The path was becoming steep and narrow. Sevana dropped behind Joel, and concentrated on not letting his heavy workboots get very far ahead of her as he gained the mountain in a long-legged gait. She was glad when she looked up and saw the bright-green meadow on the face of the slope above her.
Upon reaching open pasture, the sheep tried to scatter out at once to graze the tender grass, but Joel kept them all going toward the top. It was a much larger meadow than Sevana had expected, with too much of a curving angle to be seen as a whole from any one spot. Near the upper edge, Joel dropped his pack under a lone pine and stood waiting for a few stragglers to come into sight, but Sevana flung herself down on the ground to catch her breath. And there, with the grassy slope plunging giddily away below her, the blue-gray spires loomed up before her in unguarded splendor—almost as if there was no valley between. “The mountains look almost close enough to touch!” she marveled.
“That’s Graystone, Old Stormy, and Bearclaw.” Joel named for her the three closest peaks with a pardonable touch of pride, for there was no denying the magnificence of those granite monuments as they presided over the valley, glacial ice sparkling, and framed by the meadow and forests sloping in a grand descent into the river canyon. “All the years I’ve been here, I still see them every day as new.”
“Graystone, Old Stormy, Bearclaw,” Sevana repeated, to remember them. Their heights were so dominant, their beauty so vivid, it seemed an artist with a fancy for exaggeration had portrayed his ideal of a lofty mountain trio upon the sweeping canvas of the sky. “I want to paint them,” she said raptly—for from the first moment she’d set eyes on them, there had been no doubt.
“You are an artist?” he asked with interest, joining her in the grass.
“Yes—at least I hope to be. I’m going to study art in Alberta this fall.”
“So you’re out of school. I wouldn’t have thought you old enough,” he said candidly.
“I’m seventeen,” she said, unconsciously drawing herself a little straighter. But in the presence of the mature, self-possessed man beside her, it didn’t sound as impressive as she would have liked.
He smiled as if he saw something in her he understood. “I struck out to find my own way in life when I was seventeen, too.”
“Did you?” Her night-blue eyes rested on him inquisitively. “What were you hoping to find?”
“The very life I did find,”—and his look seemed to take in the pasture and the sheep and the high peaks at once. “I found in these mountains the home I was looking for.”
That statement went to Sevana’s heart. To hear him talk of his home and see the content in his eyes, made her deeply conscious that she had never known a home—not a true one, where she could feel at rest.

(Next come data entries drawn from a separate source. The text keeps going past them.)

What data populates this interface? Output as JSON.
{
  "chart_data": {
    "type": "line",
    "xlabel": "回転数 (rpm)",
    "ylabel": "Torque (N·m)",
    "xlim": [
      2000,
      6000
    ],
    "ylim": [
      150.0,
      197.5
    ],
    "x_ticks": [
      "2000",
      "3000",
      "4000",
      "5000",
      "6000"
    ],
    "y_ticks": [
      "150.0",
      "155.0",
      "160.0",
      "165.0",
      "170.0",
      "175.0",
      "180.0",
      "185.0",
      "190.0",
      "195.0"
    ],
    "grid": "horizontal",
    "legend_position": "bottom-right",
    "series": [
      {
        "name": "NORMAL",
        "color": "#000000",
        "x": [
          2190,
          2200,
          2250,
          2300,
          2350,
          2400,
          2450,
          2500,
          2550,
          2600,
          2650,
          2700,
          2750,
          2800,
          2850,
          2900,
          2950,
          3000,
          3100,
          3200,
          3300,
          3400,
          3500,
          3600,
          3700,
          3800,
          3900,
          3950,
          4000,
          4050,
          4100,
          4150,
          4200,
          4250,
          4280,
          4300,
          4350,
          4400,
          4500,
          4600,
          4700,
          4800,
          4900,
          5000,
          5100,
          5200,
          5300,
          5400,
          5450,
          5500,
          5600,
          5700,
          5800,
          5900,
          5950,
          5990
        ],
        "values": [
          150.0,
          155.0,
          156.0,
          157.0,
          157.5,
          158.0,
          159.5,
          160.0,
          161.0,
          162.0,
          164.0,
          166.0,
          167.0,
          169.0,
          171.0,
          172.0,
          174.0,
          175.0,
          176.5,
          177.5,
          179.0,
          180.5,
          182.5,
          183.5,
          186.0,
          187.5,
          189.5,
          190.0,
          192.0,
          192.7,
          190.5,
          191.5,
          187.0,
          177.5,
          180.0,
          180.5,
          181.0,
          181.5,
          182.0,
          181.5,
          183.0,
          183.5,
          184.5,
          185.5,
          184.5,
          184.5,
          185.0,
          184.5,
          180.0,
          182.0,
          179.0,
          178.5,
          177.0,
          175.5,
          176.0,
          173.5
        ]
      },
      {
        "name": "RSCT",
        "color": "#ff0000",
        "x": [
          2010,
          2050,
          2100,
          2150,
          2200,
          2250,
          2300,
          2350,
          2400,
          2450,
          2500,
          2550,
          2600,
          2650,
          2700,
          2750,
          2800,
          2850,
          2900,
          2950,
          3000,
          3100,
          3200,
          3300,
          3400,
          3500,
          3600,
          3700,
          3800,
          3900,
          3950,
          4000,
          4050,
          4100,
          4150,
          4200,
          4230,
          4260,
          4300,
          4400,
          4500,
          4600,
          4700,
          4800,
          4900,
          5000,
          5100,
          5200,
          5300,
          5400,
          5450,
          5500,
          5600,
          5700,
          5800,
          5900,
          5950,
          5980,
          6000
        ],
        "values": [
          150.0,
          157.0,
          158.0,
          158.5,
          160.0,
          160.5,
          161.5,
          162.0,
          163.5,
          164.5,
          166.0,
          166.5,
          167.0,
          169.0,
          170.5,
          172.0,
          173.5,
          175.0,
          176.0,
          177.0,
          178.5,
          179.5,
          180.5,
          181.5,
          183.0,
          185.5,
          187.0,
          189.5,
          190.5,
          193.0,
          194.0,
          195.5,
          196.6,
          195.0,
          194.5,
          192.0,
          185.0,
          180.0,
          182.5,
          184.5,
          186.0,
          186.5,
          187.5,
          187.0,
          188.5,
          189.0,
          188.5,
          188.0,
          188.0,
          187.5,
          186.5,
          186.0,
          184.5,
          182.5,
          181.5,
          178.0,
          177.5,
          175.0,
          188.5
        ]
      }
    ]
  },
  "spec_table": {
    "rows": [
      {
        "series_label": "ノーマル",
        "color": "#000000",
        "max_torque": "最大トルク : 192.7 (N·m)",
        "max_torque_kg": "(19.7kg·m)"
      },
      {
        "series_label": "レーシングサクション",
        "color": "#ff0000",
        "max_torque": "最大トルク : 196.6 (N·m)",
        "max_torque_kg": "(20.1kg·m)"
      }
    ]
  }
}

But it was impossible to entertain such introspective thoughts for long, with the sheep to watch. Most of the flock had settled down to graze the rich pasturage, but the lambs were having a real struggle deciding whether to eat or play. They would nibble a little grass, but then their nature demanded they be back to bounding and gamboling on the hillside in the most lighthearted way. Two of them got so caught up in play—butting heads, circling around each other, and leaping comically in the air—that they skittered heedlessly down the slope almost out of sight before Joel gave a shout that stopped them short. “Hawthorn! Blazingstar!”
They came running back up, snatched a few mouthfuls of grass, and went back to playing.